Kennedy is known as much for his folkloric work as for his human rights activism. Palmetto Country, edited by Erskine Caldwell, was the first book in the WPA’s American Folkways Series. Kennedy helped found the Florida Folklore Society and in 1988 won the Florida Folk Heritage Award. In 2005, Kennedy he was inducted into the Florida Artists Hall of Fame.
In 2006, Steven D. Levitt and Stephen J. Dubner, without diminishing Kennedy’s overall contribution to labor and civil rights, or even his unmasking of the KKK, cast serious doubt on the authenticity of his work methods in a piece for The New York Times Magazine called “Hoodwinked.”
“A close examination of Kennedy’s archives seems to reveal a recurrent theme: legitimate interviews that he conducted with Klan leaders and sympathizers would reappear in The Klan Unmasked in different contexts and with different facts,” they wrote. “In a similar vein, the archives offer evidence that Kennedy covered public Klan events as a reporter but then recast them in his book as undercover exploits. Kennedy had also amassed a great deal of literature about the Klan and other hate groups that he joined, but his own archives suggest that he joined most of these groups by mail. So did Kennedy personally infiltrate the Klan in Atlanta, as portrayed in The Klan Unmasked?”

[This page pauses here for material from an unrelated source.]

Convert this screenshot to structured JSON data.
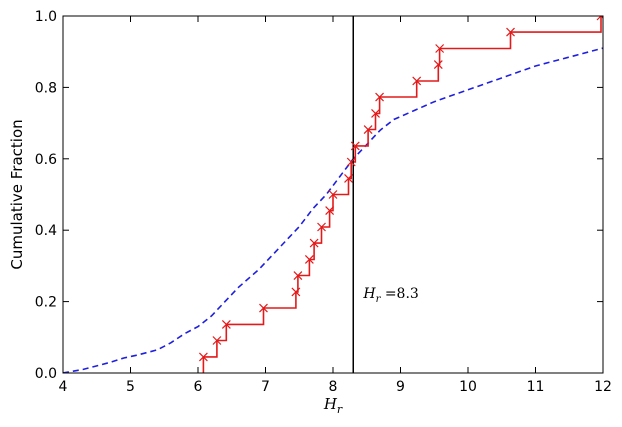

They added: “When presented with documents from his own archives and asked outright, several weeks ago over lunch near his Florida home, if “The Klan Unmasked” was “somewhat conflated or fictionalized,” Kennedy said no. “There may have been a bit of dialogue that was not as I remembered it,” he answered. “But beyond that, no.” When pressed, Kennedy did concede that “in some cases I took the reports and actions of this other guy and incorporated them into one narrative.” As it turns out, Kennedy has made such an admission at least once before. Peggy Bulger, director of the American Folklife Center in the Library of Congress, wrote a 1992 dissertation called “Stetson Kennedy: Applied Folklore and Cultural Advocacy,” based in part on extensive interviews with her subject. In an endnote, Bulger writes that “Kennedy combined his personal experiences undercover with the narratives provided by John Brown in writing I Rode With the Ku Klux Klan in 1954.”
Kennedy’s antiwar activities also have gained him recognition: In 2001, he earned the “Dr. Benjamin Spock Peacemaker of the Year” award. For additional information about Kennedy, visit www.stetsonkennedy.com
In a 2005 interview with Danny Coeyman, Kennedy said: “I was writing for the Pittsburgh Courier, a Black newspaper, during the marches, and I wrote a column — I signed it ‘Daddy Mention’ – a weekly column and in that column I wrote during the Sixties, during the marches, that ‘Every day gains are being made which can never be taken away.’ And that other Kennedy, the one in the White House, one of his speech writers picked up on it and he said it in one of his speeches too. But then of course we were lying; it’s not true, gains are always in danger of being taken away, it’s the history of the human race: fighting a victory and having it stolen. So we’re trying to do that here and now, like always.”